Thursday, 14 October 2010

Castelmagno - Royal Blue of Piedmont



Aromatic, sapid and persistent, the cow's milk cheese Castelmagno enriches many of Piedmont's 'primi piatti', or first courses. The complex and earthy cheese takes its name from the town of the same name, in the province of Cuneo, at the foothills of the Italian Alps. It is produced today in Castelmagno, Pradleves and Monterosso Grana.

Records from 1272 prove a long and mighty reign for Castelmagno. The Marchese of Saluzzo, feudal lord of Valgrana and Valmaira, accepted the cheese as a form of payment for rural taxes. The exchange of a food product for its equivalent monetary value speaks not only of evident proliferation of Castelmagno in the region, but also of its codifiability. We can assume that any cheese could have been chosen to appease the medeival taxman. A certain standardization and guarantee of quality must have been well established and accepted, and therefore Castelmagno's history likely stretches back further than we can trace.



There are four principal factors that render Castelmagno a rather unique and expressive cheese. The microclimate of the region, at 1100 meters above sea level, must first be considered. The southern cut of Piedmont is enriched by alpine air, humid days and cool nights. Of course, the gray-white cows grazing in the area's pastures, of the Piedmontese breed, may produce less milk than their northern Bruno-Alpina cousins, but make up this lack in spades of richness and texture. The cows' steady diet of fresh, local cheese and hay from surrounding fields helps to create a creamy and erbaceous materia prima, and ultimately a truly Piedmont foodstuff.

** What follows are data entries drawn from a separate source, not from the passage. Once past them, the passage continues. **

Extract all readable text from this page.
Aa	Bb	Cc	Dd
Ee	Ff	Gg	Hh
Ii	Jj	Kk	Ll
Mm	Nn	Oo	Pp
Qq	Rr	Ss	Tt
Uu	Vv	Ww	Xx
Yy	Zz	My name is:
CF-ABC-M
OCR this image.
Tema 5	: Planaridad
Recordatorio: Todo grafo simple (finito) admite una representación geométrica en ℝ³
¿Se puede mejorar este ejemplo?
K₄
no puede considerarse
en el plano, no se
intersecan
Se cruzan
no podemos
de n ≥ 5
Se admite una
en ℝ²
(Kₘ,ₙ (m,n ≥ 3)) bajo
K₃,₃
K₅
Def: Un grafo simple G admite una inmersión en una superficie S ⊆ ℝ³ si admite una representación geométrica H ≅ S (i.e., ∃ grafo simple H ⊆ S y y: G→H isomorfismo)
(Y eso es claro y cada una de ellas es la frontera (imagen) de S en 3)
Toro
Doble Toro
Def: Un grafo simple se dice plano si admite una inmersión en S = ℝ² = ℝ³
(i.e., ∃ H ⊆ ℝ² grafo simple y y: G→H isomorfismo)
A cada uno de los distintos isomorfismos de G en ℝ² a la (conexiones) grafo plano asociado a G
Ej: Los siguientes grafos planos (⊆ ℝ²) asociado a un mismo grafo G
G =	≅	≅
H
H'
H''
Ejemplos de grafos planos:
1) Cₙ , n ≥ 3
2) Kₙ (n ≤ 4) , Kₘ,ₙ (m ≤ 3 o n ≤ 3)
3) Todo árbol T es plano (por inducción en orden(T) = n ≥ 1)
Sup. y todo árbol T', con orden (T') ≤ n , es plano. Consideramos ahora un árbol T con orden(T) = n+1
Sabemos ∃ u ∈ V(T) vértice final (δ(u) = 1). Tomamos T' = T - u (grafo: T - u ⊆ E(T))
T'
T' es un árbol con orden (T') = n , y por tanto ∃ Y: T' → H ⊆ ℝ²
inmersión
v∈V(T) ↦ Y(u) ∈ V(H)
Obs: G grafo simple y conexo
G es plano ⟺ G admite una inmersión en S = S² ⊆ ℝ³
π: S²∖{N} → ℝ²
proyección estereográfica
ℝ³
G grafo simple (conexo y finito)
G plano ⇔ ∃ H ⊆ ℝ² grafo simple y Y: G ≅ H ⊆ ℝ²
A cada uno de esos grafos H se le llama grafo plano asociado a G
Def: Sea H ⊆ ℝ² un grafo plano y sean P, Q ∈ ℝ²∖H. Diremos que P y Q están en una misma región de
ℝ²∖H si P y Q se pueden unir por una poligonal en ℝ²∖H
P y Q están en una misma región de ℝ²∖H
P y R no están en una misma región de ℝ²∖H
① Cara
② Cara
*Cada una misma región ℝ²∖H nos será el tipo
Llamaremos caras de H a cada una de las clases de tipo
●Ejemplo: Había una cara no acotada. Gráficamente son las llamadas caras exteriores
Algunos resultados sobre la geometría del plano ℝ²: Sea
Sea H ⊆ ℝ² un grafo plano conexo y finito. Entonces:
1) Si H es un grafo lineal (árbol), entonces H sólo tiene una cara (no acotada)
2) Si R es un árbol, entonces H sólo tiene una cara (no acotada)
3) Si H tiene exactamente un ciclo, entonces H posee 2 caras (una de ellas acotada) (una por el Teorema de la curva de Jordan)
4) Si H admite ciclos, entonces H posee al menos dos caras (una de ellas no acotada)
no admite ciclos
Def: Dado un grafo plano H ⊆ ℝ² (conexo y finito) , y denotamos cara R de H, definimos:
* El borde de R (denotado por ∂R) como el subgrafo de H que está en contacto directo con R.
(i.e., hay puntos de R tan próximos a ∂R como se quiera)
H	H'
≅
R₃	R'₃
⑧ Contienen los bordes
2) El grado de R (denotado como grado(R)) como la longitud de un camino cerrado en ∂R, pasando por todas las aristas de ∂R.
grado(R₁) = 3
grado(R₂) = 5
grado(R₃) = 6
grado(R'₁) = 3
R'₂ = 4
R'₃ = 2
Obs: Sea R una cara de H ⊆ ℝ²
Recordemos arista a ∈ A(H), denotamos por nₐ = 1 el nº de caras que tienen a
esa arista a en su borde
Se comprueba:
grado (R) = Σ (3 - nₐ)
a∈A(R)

In Italy, quality food products are regulated by the government, and guarantee to cheese lovers not only the confirmation of their regional origins, but the very means of production. The DOP, or Denominazione di Origine Protetta, which means Protected Designation of Origin, was established for Castelmagno in 1996.

Castelmagno is produced with whole Piedmontese cow's milk, with the allowance for a small percentage of sheep's milk or goat's milk, which adds either a spicy or buttery texture, respectively. The raw milk is mixed with liquid rennet and made to coagulate at 35-37 degrees Celcius. The resulting curd is then cut and placed in a container for 24 hours, when a second beaking of the curd takes place, during which the cheese is seasoned with salt and placed in wood moulds.


Castelmagno's crust, initially thin and of a pinkish-yellow hue, darkens and thickens as it ages, and the pasta, pearl or ivory, becomes yellow, with thin, blue-green veins. The veins are the result of the fungus penicillum, added to the cheese during the aging process. Traditionally, Castelmagno belongs to the family of blue cheeses, although this is changing as a dangerous market trend dangers the very essence of this king of Piedmont.



The polemic of Castelmagno's shrinking veins is, some would say, a mirror of the cheese's own disappering act. Today, the consumer prefers a delicate, moderately sapid flavor, and without herbs. To this end, a shorter aging period is chosen, with the addition of sheep's milk or goat's milk, up to ten percent by law. It is still possible to find Castelmagno with blue veins and a good amount of aging balanced on aromatic shoulders, the same way it has been produced for centuries. The problem is that market-led changes to the cheese's production are the very characteristics that make Castelmagno such a unique whole milk cheese.


It is always a tenuous situation in the gastronomic world, taking into account the philosophy of Slow Fooders and back to the earth traditionalists who believe in purity first and foremost, when the consumer's whim can spark the demise of a food that has resisted certain death for over 700 years. What is a producer to do, risk short term loss in reduced sales in exchange for the preservation of his craft? I would argue that this cheese is worth saving. There are always two roads to take - educate the end-user about its history and essential properties, or crumble in the face of the dollar and create a pseudo-Castelmagno whose destiny is to become unrecognizable and anonymous, yet more consumer-friendly.